The Wild Honey Suckle
Fair flower, that dost so comely grow,
Hid in this silent, dull retreat,
Untouched thy honeyed blossoms blow,
Unseen thy little branches greet:
No roving foot shall crush thee here,
No busy hand provoke a tear.
By Nature's self in white arrayed,
She thee shun the vulgar eye,
And planted here the guardian shade,
And sent soft waters murmuring by:
Thus quietly thy summer goes,
Thy days declining to repose.
Smit with these charms, that must decay,
I grieve to see your future doom;
They died--nor were those flowers more gay,
The flowers that did in Eden bloom;
Unpitying frosts, and Autumn's power
Shall leave no vestige of this flower.
From morning suns and evening dews
At first thy little being came:
If nothing once, you nothing lose,
For when you die you are the same;
The space between, is but an hour,
The frail duration of a flower.
-- Philip Freneau (1752-1832) --
from The Norton Anthology of American Literature
I think that Freneau in the first three stanzas stays with the flower, but read that last stanza again--
From morning suns and evening dews
At first thy little being came:
If nothing once, you nothing lose,
For when you die you are the same;
The space between, is but an hour,
The frail duration of a flower.
--especially the last four lines. From the Rubaiyat, 1st edition, Quatrain XLVII--
"Then fancy while Thou art, Thou art but what
Thou shalt be--Nothing--Thou shalt not be less."
The following is a stanza from Thomas Gray's "Elegy Written in a Country Churchyard." It also talks about beauties that blush unseen and "waste its sweetness on the desert air." These unfortunate flowers "waste" their sweetness because there's no human around to appreciate it. From what I understand, flowers did not develop their odors to benefit humans but to attract pollinator which would help to insure the next generation of these flowers. It's attractiveness to humans is secondary and, frankly, unimportant to the flower. It has its own agenda, which doesn't include humans.
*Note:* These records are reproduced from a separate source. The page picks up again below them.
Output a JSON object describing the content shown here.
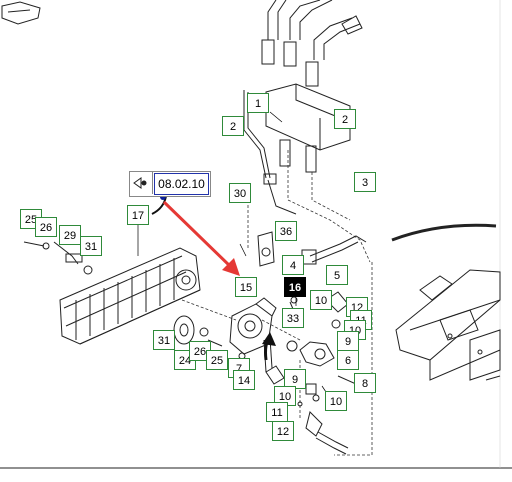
{
  "reference": {
    "code": "08.02.10",
    "nav_icon": "eye-arrow-icon"
  },
  "callouts": [
    "1",
    "2",
    "2",
    "3",
    "30",
    "17",
    "25",
    "26",
    "29",
    "31",
    "36",
    "4",
    "5",
    "15",
    "16",
    "10",
    "12",
    "11",
    "10",
    "9",
    "33",
    "31",
    "24",
    "26",
    "25",
    "7",
    "14",
    "6",
    "9",
    "8",
    "10",
    "11",
    "10",
    "12"
  ],
  "selected_callout": "16",
  "colors": {
    "callout_border": "#2f8a3a",
    "pointer_arrow": "#e53935",
    "drawing_line": "#222222"
  }
}
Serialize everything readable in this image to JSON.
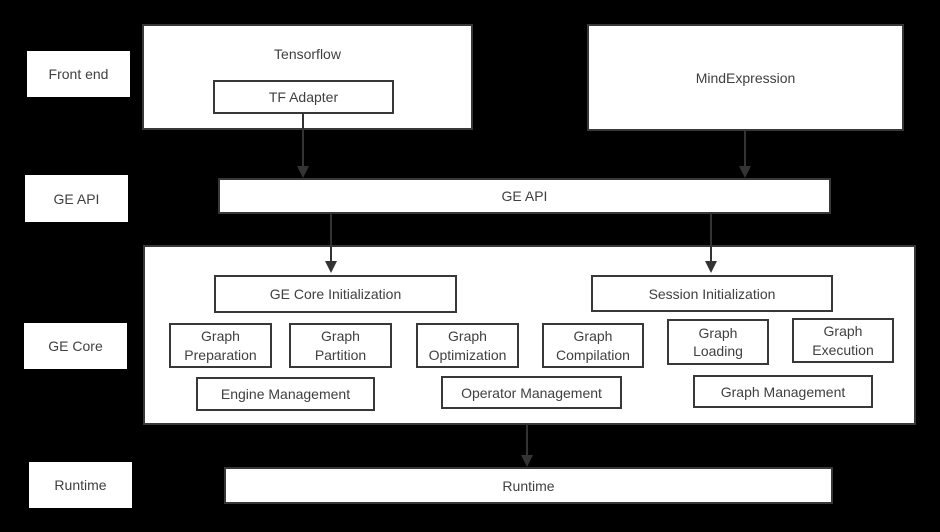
{
  "colors": {
    "background": "#000000",
    "box_fill": "#ffffff",
    "box_border": "#383838",
    "text": "#404040",
    "arrow": "#333333"
  },
  "side_labels": {
    "front_end": "Front end",
    "ge_api": "GE API",
    "ge_core": "GE Core",
    "runtime": "Runtime"
  },
  "front_end": {
    "tensorflow_title": "Tensorflow",
    "tf_adapter": "TF Adapter",
    "mind_expression": "MindExpression"
  },
  "ge_api_bar": {
    "label": "GE API"
  },
  "ge_core": {
    "ge_core_initialization": "GE Core Initialization",
    "session_initialization": "Session Initialization",
    "stages": [
      {
        "label": "Graph\nPreparation"
      },
      {
        "label": "Graph\nPartition"
      },
      {
        "label": "Graph\nOptimization"
      },
      {
        "label": "Graph\nCompilation"
      },
      {
        "label": "Graph\nLoading"
      },
      {
        "label": "Graph\nExecution"
      }
    ],
    "management": [
      {
        "label": "Engine Management"
      },
      {
        "label": "Operator Management"
      },
      {
        "label": "Graph Management"
      }
    ]
  },
  "runtime_bar": {
    "label": "Runtime"
  }
}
Full many a gem of purest ray serene
The dark unfathomed caves of ocean bear:
Full many a flower is born to blush unseen,
And waste its sweetness on the desert air.
-- Thomas Gray (1716-1771) --
from Elegy Written in a Country Churchyard
We move now to a human who lives in an isolated area. She too is ignored by all except for the poet. And she, too, must die, unknown by all, and missed only by the poet, an unfortunate circumstance. I wonder if the poet ever thought to ask Lucy how she viewed her situation.
She Dwelt Among the Untrodden Ways
She dwelt among the untrodden ways
Beside the springs of Dove,
A maid whom there were none to praise
And very few to love;
A violet by a mossy stone,
Half hidden from the eye,
-- Fair as a star, when only one
Is shining in the sky.
She lived unknown, and few could know
When Lucy ceased to be;
But she is in her grave, and, oh,
The difference to me!
-- William Wordsworth (1770-1858) --
I began this simply by reading a poem by Han Shan, a ninth century Chinese poet, and then remembering poems with similar themes by two English poets and a US poet from the 18th and 19th centuries, over a thousand years later. But then, something else struck me, and I think I've wandered off from my original thought. I think I shall come back to this point again.